素芬的手腕被攥得生疼,卻沒再掙開,她看著他眼底的執念與恐慌,聲音輕卻堅定:“樹根,你該明白,有些東西,錯過了,就再也回不去了。我在山裏,心裏安穩,你回去吧,別再折騰了。”
窗外的雨漸漸停了,夕陽從雲縫裏漏出來,照在兩人之間的泥地上,映出兩道長長的影子。
李樹根看著她決絕的臉,喉間湧上一股澀意,他慢慢鬆開手,指尖還殘留著她手腕上的溫度。
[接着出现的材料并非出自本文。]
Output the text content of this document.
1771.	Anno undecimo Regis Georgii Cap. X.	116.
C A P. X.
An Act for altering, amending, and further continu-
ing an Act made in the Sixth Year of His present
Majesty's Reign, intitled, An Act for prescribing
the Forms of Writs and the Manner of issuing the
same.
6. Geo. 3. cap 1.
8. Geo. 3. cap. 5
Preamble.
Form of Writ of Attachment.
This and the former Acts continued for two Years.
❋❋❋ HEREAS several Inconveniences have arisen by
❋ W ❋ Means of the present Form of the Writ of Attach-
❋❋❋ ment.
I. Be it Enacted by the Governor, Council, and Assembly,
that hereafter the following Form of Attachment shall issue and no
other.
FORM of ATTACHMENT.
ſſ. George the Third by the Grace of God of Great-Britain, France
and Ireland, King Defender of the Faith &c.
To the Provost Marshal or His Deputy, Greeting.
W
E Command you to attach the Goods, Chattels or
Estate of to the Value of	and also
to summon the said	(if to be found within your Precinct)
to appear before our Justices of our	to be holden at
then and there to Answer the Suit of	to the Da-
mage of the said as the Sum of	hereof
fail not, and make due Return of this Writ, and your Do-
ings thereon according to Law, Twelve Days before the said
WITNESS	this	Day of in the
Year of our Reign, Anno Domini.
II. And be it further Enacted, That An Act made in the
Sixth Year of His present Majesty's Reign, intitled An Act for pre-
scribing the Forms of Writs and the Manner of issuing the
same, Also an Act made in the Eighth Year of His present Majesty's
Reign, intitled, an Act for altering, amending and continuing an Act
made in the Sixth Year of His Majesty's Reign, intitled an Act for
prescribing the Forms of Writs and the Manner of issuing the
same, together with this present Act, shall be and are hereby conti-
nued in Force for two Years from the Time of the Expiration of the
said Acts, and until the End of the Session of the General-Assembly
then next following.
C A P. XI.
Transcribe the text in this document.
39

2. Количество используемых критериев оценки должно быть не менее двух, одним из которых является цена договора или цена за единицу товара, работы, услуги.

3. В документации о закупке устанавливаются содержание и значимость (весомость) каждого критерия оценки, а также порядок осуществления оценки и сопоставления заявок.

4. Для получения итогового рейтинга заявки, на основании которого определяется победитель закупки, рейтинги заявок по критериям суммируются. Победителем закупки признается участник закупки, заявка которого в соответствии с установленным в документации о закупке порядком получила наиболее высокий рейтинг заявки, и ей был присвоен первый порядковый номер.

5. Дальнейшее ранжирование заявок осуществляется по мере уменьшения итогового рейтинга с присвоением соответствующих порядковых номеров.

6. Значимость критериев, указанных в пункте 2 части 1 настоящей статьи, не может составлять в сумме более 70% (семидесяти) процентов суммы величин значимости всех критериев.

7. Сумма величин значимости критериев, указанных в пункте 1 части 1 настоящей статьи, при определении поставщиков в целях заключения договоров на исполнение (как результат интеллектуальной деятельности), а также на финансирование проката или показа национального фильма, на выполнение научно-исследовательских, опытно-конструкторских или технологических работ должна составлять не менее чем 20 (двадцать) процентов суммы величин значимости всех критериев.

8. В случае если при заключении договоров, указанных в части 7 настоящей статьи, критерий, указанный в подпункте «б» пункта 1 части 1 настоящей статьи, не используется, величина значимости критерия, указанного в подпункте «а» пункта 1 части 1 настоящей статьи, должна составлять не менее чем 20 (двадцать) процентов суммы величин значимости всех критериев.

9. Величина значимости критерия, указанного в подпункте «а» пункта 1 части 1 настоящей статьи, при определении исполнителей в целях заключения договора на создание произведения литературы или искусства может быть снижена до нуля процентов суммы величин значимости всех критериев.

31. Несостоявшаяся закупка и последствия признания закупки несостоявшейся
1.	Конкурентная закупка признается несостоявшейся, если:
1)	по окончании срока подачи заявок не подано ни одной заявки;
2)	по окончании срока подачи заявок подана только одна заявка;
他蹲下身,把那塊桂花糕撿起來,小心翼翼地擦乾淨泥點,塞進懷裏,像揣著件珍寶。
“我不走。”他抬頭看著素芬,眼底藏著孤注一擲的堅持,“我就在這山坳裡搭個草棚住著,你不跟我回去,我就不走。”
素芬看著他執拗的模樣,心裏泛起一陣無力。
雨停了,天邊掛著一道淡淡的彩虹。素芬嘆了口氣,聲音裏帶著無奈:“隨你吧。隻是山裡冷,路難走,你自己照顧好自己。”
李樹根站起身,看著她轉身回屋給孩子們煮紅薯的背影,手裏還攥著那塊沾了泥的桂花糕,眼底的光一點點亮起來。
隻要能留在她身邊,哪怕隻是遠遠看著,他也認了。